Traders in the LNG market knew the east-west arbitrage, colloquially "the Arb", which opens when JKM exceeds TTF by enough to justify the longer voyage to Asia. When it opens, carriers are tied up on longer round trips, supply tightens and spot freight rates rise. The correlation between an open Arb and rising freight is the commercial logic of the clause. The owner's expert conceded under questioning that she would understand a reference to the Arb as the east-west arbitrage. Any reasonable owner or charterer would have known that TTF did not exceed JKM for sustained periods.
Against that background there is nothing implausible in a bargain conferring the upside only when the Arb is open.
Rectification and the twelve month bar
The common mistake claim depended on a heads of agreement of May 2020. It was not binding, being expressly subject to agreement of all terms, management approval and a specification review, and leaving the pricing mechanism to further definition.

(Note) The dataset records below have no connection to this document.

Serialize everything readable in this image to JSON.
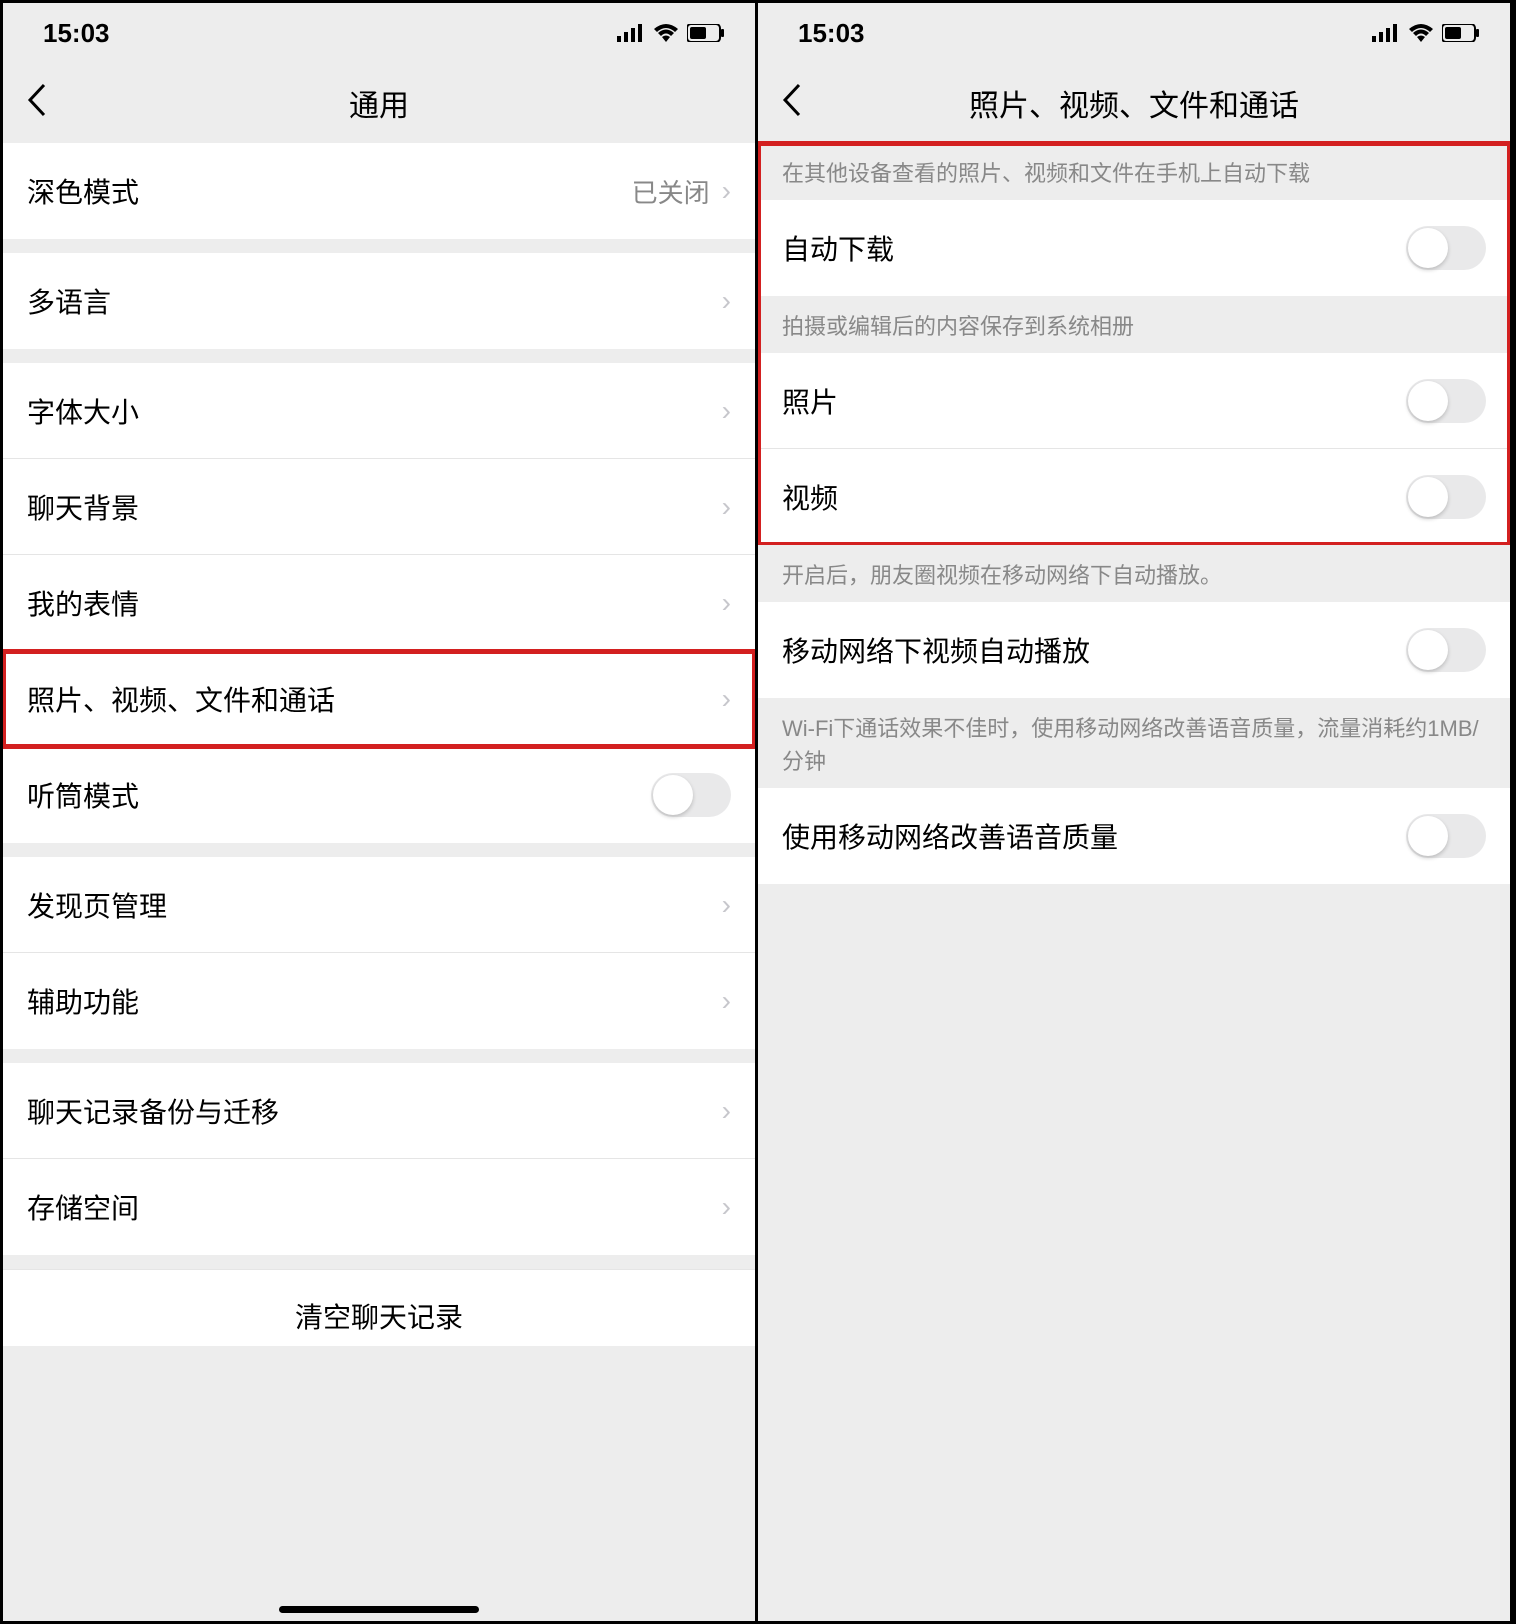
{
  "status": {
    "time": "15:03"
  },
  "left": {
    "title": "通用",
    "rows": {
      "dark_mode": {
        "label": "深色模式",
        "value": "已关闭"
      },
      "multi_lang": {
        "label": "多语言"
      },
      "font_size": {
        "label": "字体大小"
      },
      "chat_bg": {
        "label": "聊天背景"
      },
      "stickers": {
        "label": "我的表情"
      },
      "media": {
        "label": "照片、视频、文件和通话"
      },
      "earpiece": {
        "label": "听筒模式"
      },
      "discover": {
        "label": "发现页管理"
      },
      "accessibility": {
        "label": "辅助功能"
      },
      "chat_backup": {
        "label": "聊天记录备份与迁移"
      },
      "storage": {
        "label": "存储空间"
      }
    },
    "clear": "清空聊天记录"
  },
  "right": {
    "title": "照片、视频、文件和通话",
    "sections": {
      "auto_dl": {
        "header": "在其他设备查看的照片、视频和文件在手机上自动下载",
        "label": "自动下载"
      },
      "save": {
        "header": "拍摄或编辑后的内容保存到系统相册",
        "photo": "照片",
        "video": "视频"
      },
      "autoplay": {
        "header": "开启后，朋友圈视频在移动网络下自动播放。",
        "label": "移动网络下视频自动播放"
      },
      "voip": {
        "header": "Wi-Fi下通话效果不佳时，使用移动网络改善语音质量，流量消耗约1MB/分钟",
        "label": "使用移动网络改善语音质量"
      }
    }
  }
}
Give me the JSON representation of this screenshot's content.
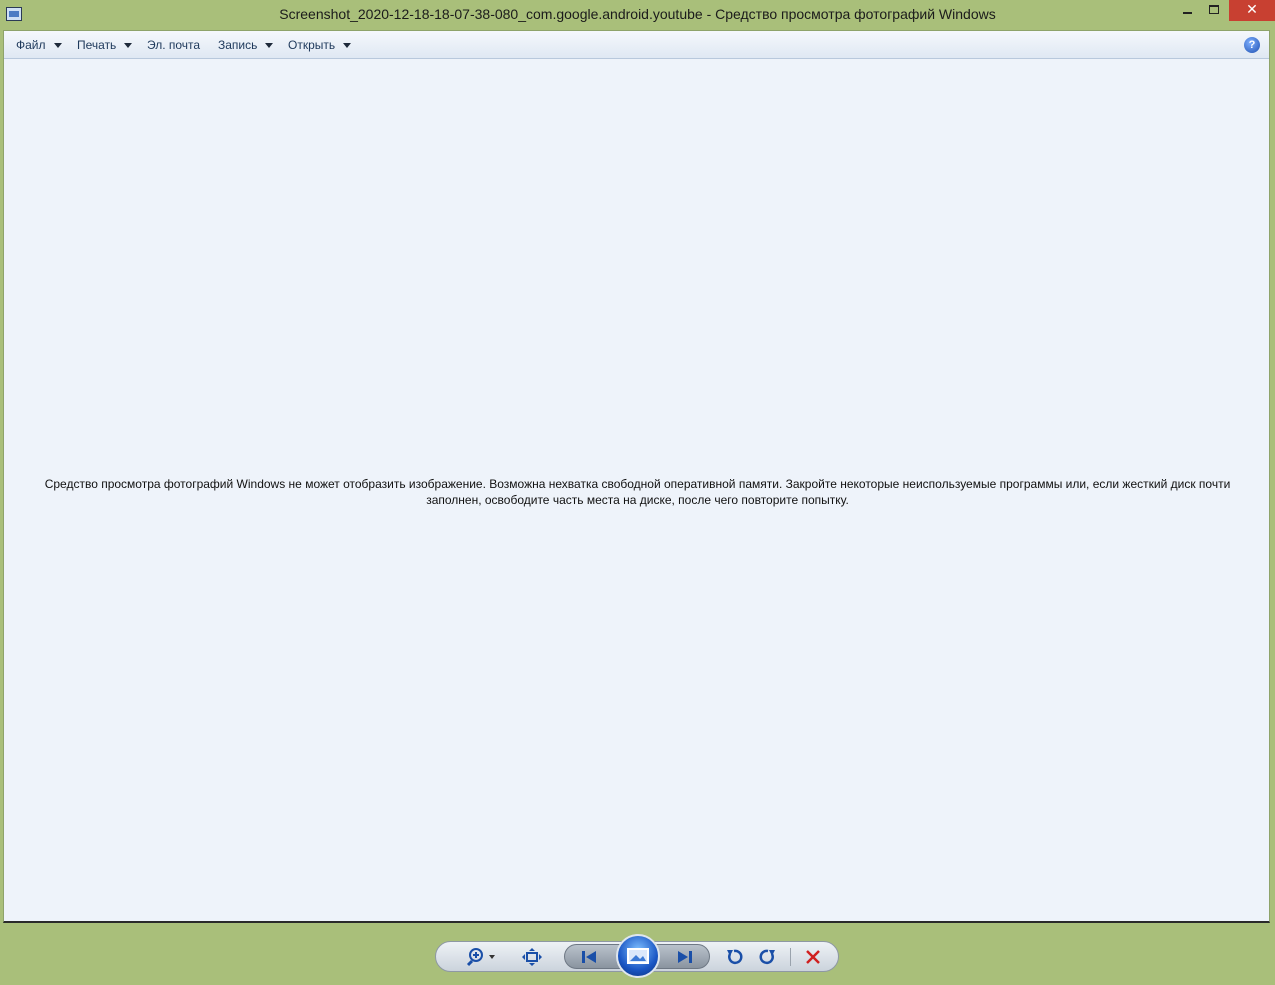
{
  "window": {
    "title": "Screenshot_2020-12-18-18-07-38-080_com.google.android.youtube - Средство просмотра фотографий Windows",
    "close_glyph": "✕"
  },
  "menubar": {
    "items": [
      {
        "label": "Файл",
        "dropdown": true
      },
      {
        "label": "Печать",
        "dropdown": true
      },
      {
        "label": "Эл. почта",
        "dropdown": false
      },
      {
        "label": "Запись",
        "dropdown": true
      },
      {
        "label": "Открыть",
        "dropdown": true
      }
    ],
    "help_glyph": "?"
  },
  "viewer": {
    "message": "Средство просмотра фотографий Windows не может отобразить изображение. Возможна нехватка свободной оперативной памяти. Закройте некоторые неиспользуемые программы или, если жесткий диск почти заполнен, освободите часть места на диске, после чего повторите попытку."
  },
  "toolbar": {
    "buttons": [
      "zoom-icon",
      "fit-to-window-icon",
      "previous-icon",
      "slideshow-icon",
      "next-icon",
      "rotate-counterclockwise-icon",
      "rotate-clockwise-icon",
      "delete-icon"
    ]
  },
  "colors": {
    "frame": "#a9bf7a",
    "viewer_bg": "#eef3fa",
    "close_button": "#c84031",
    "accent_blue": "#1a56c4",
    "delete_red": "#d02020"
  }
}
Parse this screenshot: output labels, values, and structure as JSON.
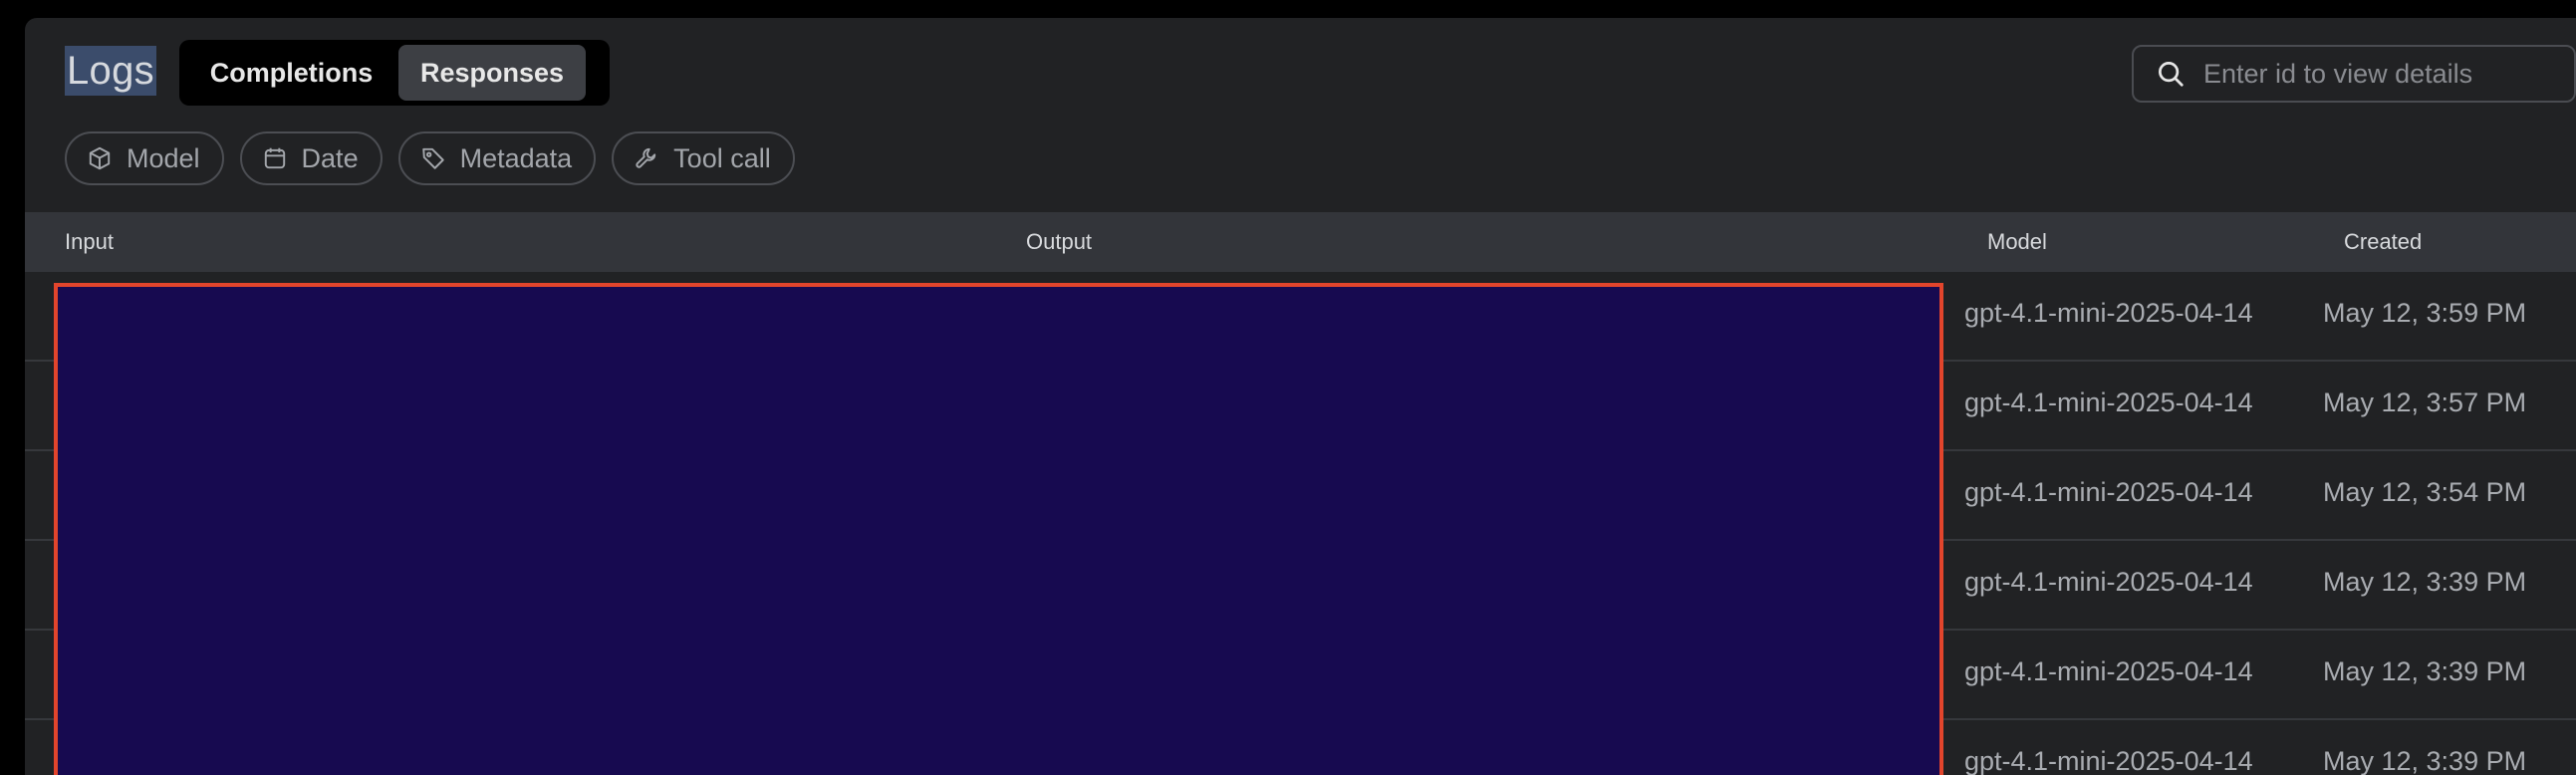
{
  "header": {
    "title": "Logs",
    "tabs": [
      {
        "label": "Completions",
        "active": false
      },
      {
        "label": "Responses",
        "active": true
      }
    ],
    "search": {
      "placeholder": "Enter id to view details",
      "value": ""
    }
  },
  "filters": [
    {
      "label": "Model",
      "icon": "cube-icon"
    },
    {
      "label": "Date",
      "icon": "calendar-icon"
    },
    {
      "label": "Metadata",
      "icon": "tag-icon"
    },
    {
      "label": "Tool call",
      "icon": "wrench-icon"
    }
  ],
  "table": {
    "columns": {
      "input": "Input",
      "output": "Output",
      "model": "Model",
      "created": "Created"
    },
    "rows": [
      {
        "model": "gpt-4.1-mini-2025-04-14",
        "created": "May 12, 3:59 PM"
      },
      {
        "model": "gpt-4.1-mini-2025-04-14",
        "created": "May 12, 3:57 PM"
      },
      {
        "model": "gpt-4.1-mini-2025-04-14",
        "created": "May 12, 3:54 PM"
      },
      {
        "model": "gpt-4.1-mini-2025-04-14",
        "created": "May 12, 3:39 PM"
      },
      {
        "model": "gpt-4.1-mini-2025-04-14",
        "created": "May 12, 3:39 PM"
      },
      {
        "model": "gpt-4.1-mini-2025-04-14",
        "created": "May 12, 3:39 PM"
      }
    ]
  },
  "colors": {
    "background": "#212224",
    "header_row": "#33353a",
    "redaction_fill": "#170a50",
    "redaction_border": "#e2452c",
    "title_highlight": "#3b4c6b"
  }
}
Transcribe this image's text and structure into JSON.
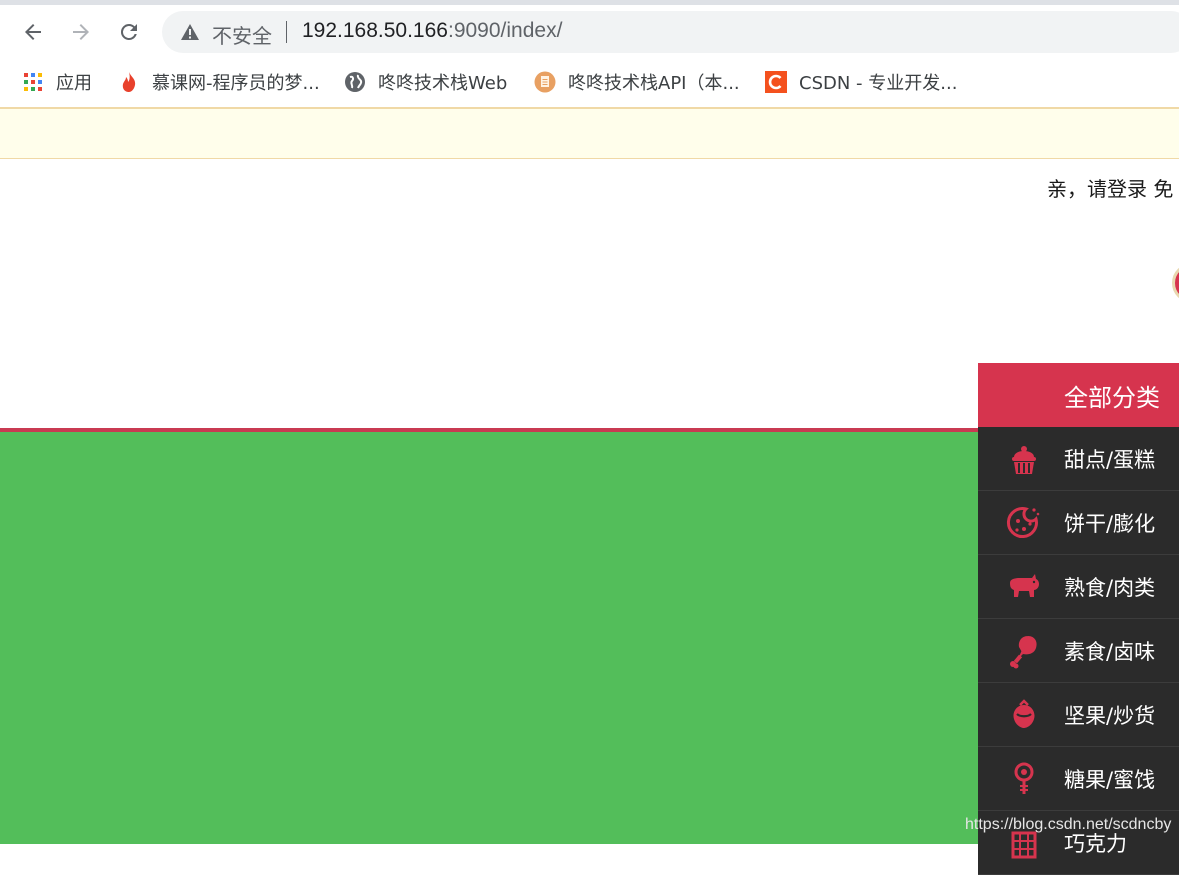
{
  "browser": {
    "security_label": "不安全",
    "url_host": "192.168.50.166",
    "url_rest": ":9090/index/",
    "bookmarks": [
      {
        "label": "应用",
        "icon": "apps-grid-icon"
      },
      {
        "label": "慕课网-程序员的梦...",
        "icon": "flame-icon"
      },
      {
        "label": "咚咚技术栈Web",
        "icon": "globe-icon"
      },
      {
        "label": "咚咚技术栈API（本...",
        "icon": "document-icon"
      },
      {
        "label": "CSDN - 专业开发...",
        "icon": "csdn-logo-icon"
      }
    ]
  },
  "page": {
    "login_prompt": "亲，请登录",
    "register_prompt": "免",
    "category": {
      "header": "全部分类",
      "items": [
        {
          "label": "甜点/蛋糕",
          "icon": "cake-icon"
        },
        {
          "label": "饼干/膨化",
          "icon": "cookie-icon"
        },
        {
          "label": "熟食/肉类",
          "icon": "pig-icon"
        },
        {
          "label": "素食/卤味",
          "icon": "drumstick-icon"
        },
        {
          "label": "坚果/炒货",
          "icon": "nut-icon"
        },
        {
          "label": "糖果/蜜饯",
          "icon": "lollipop-icon"
        },
        {
          "label": "巧克力",
          "icon": "chocolate-icon"
        }
      ]
    },
    "watermark": "https://blog.csdn.net/scdncby"
  },
  "colors": {
    "accent_red": "#d6344e",
    "banner_green": "#53be5a",
    "category_dark": "#2b2b2b",
    "notice_yellow": "#fffeeb"
  }
}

Nor did it evidence the symmetrical profit share alleged.
The unilateral mistake claim, which required the charterer's negotiator to have known of or been reckless as to the owner's contrary intention, came nowhere near the convincing proof required. Suggestions that he had obscured amendments, and that the owner's own broker had colluded in doing so, were described as fanciful and highly improbable. An inverted price order in one step was simply a typographical error.
Had the claim succeeded, clause 51.12 would have confined it to US$14,766,830. Time runs from the date hire falls due, not from resolution of the disagreement. The provision permitting payment of the floor pending resolution protects the charterer from withdrawal of the vessel. It does not postpone the accrual of the cause of action, and an owner must sue within twelve months to preserve the shortfall.